Inflazione USA al +8,3% a/a nel mese di agosto, indice core al +6,3% a/a
Le pressioni inflazionistiche negli Stati Uniti hanno registrato un rallentamento al +8,3% a/a rispetto a luglio ma minore delle previsioni che stimavano un valore al +8,1% a/a.
I risultati
I dati sull’inflazione statunitense hanno toccato ad agosto il valore del +8,3% anno su anno, un risultato maggiore rispetto alle stime del consensus che si aspettavano un dato al +8,1% a/a.
Le pressioni inflazionistiche sono comunque in leggero calo rispetto al valore di luglio che era fermo al +8,5% a/a. Su base mensile, invece, l’inflazione è cresciuta del +0,1% mentre le attese si aspettavano un calo della stessa entità per il mese di agosto rispetto al mese precedente.
Nel particolare il paniere degli energetici è cresciuto del +23,8% a/a nel mese di agosto in rallentamento rispetto al dato di luglio fermo al +32,9% a/a. Il paniere degli alimentari, invece, ha mostrato un’accelerazione rialzista del +11,4% a/a, l’incremento annuale maggiore dal maggio 1979.
L’indice Core (che esclude i panieri degli energetici e degli alimentari) ha invece mostrato un’accelerazione oltre le aspettative ferme al +6,1% a/a, fino al valore del +6,3% a/a, in rialzo rispetto al dato di luglio che era risultato al +5,9% a/a.
Anche dal punto di vista mensile, l’incremento dell’indice Core è stato del +0,6%, maggiore delle attese del +0,3%.
Gli effetti sull’EUR/USD
La pubblicazione del dato sull’inflazione statunitense ha causato un repentino crollo della coppia EUR/USD che si dirige verso la parità perdendo ben l’1,61% e passando da 1,0168 fino al minimo intraday di 1,0004. Il mercato ha infatti già scontato un aumento aggressivo dei tassi di interesse da 75 punti base nella prossima riunione della Federal Reserve programmata per il 20-21 settembre.

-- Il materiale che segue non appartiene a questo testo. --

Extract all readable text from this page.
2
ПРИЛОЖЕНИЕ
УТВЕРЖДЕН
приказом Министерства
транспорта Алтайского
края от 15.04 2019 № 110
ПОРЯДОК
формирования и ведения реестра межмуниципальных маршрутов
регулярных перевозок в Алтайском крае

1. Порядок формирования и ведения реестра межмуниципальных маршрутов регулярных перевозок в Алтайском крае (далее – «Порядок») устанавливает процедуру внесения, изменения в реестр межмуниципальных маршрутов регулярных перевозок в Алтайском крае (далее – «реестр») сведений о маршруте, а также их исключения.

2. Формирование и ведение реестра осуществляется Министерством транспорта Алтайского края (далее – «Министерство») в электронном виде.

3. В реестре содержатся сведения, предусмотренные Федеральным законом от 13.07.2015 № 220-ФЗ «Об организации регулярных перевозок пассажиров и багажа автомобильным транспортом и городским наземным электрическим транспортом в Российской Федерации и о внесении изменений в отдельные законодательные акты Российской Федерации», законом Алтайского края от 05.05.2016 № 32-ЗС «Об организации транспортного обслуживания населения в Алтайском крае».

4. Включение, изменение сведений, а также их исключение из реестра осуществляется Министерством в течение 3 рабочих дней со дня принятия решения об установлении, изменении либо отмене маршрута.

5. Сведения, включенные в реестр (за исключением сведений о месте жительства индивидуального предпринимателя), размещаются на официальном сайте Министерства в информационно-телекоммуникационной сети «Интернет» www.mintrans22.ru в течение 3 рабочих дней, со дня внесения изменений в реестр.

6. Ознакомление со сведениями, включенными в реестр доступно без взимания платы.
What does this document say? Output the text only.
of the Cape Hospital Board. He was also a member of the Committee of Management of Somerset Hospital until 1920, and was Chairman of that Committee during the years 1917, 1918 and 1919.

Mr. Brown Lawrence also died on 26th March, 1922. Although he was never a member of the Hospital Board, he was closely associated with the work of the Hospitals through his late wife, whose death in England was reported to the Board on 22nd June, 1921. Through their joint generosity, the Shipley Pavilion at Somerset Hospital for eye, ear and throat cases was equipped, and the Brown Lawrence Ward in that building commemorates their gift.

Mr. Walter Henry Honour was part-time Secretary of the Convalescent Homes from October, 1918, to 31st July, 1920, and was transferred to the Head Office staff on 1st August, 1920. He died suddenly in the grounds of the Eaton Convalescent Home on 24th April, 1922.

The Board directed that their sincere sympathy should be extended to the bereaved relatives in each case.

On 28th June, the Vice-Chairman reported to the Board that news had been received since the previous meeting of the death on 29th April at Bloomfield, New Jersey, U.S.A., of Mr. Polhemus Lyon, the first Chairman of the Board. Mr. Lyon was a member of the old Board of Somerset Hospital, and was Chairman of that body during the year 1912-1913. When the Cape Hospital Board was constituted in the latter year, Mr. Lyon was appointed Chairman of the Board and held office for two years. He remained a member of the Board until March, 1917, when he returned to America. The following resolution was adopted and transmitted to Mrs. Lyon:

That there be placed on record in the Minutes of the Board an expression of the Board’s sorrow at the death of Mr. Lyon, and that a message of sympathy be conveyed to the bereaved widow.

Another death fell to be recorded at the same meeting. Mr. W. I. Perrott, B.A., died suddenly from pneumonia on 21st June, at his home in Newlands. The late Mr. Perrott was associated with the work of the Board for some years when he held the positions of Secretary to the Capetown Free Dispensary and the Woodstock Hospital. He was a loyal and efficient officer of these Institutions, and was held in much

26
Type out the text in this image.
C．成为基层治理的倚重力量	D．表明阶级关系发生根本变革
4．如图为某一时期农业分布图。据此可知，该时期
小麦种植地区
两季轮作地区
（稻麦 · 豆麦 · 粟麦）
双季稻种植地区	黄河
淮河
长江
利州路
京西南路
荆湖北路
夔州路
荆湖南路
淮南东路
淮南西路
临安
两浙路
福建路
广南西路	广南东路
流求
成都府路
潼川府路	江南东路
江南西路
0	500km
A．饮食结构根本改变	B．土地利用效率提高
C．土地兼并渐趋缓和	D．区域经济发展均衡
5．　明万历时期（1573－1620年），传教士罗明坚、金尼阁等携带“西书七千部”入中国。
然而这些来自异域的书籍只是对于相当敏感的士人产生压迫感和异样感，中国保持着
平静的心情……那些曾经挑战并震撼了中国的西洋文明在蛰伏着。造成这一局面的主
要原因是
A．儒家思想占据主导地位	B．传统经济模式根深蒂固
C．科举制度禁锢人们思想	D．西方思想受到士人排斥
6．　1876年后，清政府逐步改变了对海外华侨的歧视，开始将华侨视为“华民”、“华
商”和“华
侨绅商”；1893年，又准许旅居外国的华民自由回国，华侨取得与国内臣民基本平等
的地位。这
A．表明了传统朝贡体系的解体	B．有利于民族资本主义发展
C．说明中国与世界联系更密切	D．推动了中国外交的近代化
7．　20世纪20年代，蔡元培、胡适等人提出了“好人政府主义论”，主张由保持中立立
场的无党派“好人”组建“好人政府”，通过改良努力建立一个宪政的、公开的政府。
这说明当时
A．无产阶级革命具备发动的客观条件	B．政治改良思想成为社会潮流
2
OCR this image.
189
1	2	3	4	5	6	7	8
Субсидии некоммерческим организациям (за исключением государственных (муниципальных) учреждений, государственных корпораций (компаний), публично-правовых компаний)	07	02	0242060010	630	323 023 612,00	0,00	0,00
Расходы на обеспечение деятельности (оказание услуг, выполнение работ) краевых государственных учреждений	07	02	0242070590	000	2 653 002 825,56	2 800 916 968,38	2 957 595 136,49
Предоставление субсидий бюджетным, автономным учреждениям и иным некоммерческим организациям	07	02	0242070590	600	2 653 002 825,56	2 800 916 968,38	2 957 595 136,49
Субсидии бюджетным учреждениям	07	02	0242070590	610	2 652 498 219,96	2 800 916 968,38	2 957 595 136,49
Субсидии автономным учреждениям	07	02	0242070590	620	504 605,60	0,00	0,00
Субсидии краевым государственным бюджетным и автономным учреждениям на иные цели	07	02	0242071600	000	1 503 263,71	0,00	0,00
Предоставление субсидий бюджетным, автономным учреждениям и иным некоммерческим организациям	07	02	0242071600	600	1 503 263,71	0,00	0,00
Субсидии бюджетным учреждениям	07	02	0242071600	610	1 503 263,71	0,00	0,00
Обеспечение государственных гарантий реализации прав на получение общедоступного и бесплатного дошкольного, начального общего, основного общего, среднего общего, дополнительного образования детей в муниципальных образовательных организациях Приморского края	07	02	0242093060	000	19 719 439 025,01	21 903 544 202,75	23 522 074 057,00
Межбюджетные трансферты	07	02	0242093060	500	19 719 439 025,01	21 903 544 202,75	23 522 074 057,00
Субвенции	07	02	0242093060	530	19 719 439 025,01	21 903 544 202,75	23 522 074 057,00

La banca centrale statunitense ha, infatti, chiarito che non intende rallentare la stretta monetaria a meno che non veda un deciso rallentamento delle pressioni inflazionistiche. Di conseguenza, le aspettative di un aumento aggressivo dei tassi di interesse, attualmente nel range tra il 2,25% e il 2,50%, ha riportato il dollaro a guadagnare sull’euro a causa dell’incremento dei rendimenti negli asset denominati in dollari.
Gli effetti sui mercati
All’apertura di seduta Wall Street è in forte ribasso sulla scia di una continuazione della politica monetaria restrittiva da parte della FED. Tutti gli indici sono in calo con il NASDAQ che scende del 3,81% mentre l’S&P 500 scende del 3%. Infatti, l’inflazione, sebbene in rallentamento, rimane ai massimi livelli da oltre quattro decenni e ben lontana dal target fissato dalla banca centrale statunitense al +2% a/a.
A questo punto, infatti, il consensus ha alzato la probabilità riguardo ad un rialzo da 75 punti base fino al 79% mentre sta anche considerando la possibilità di un aumento monstre da 100 punti base (stimato al 21%).
Alla pubblicazione del dato, anche in Europa i listini virano in negativo con la maglia nera che viene presa dal DAX (-2,3%) seguito dal FTSE MIB (-2%) e dal FTSE 100 (-1,25%).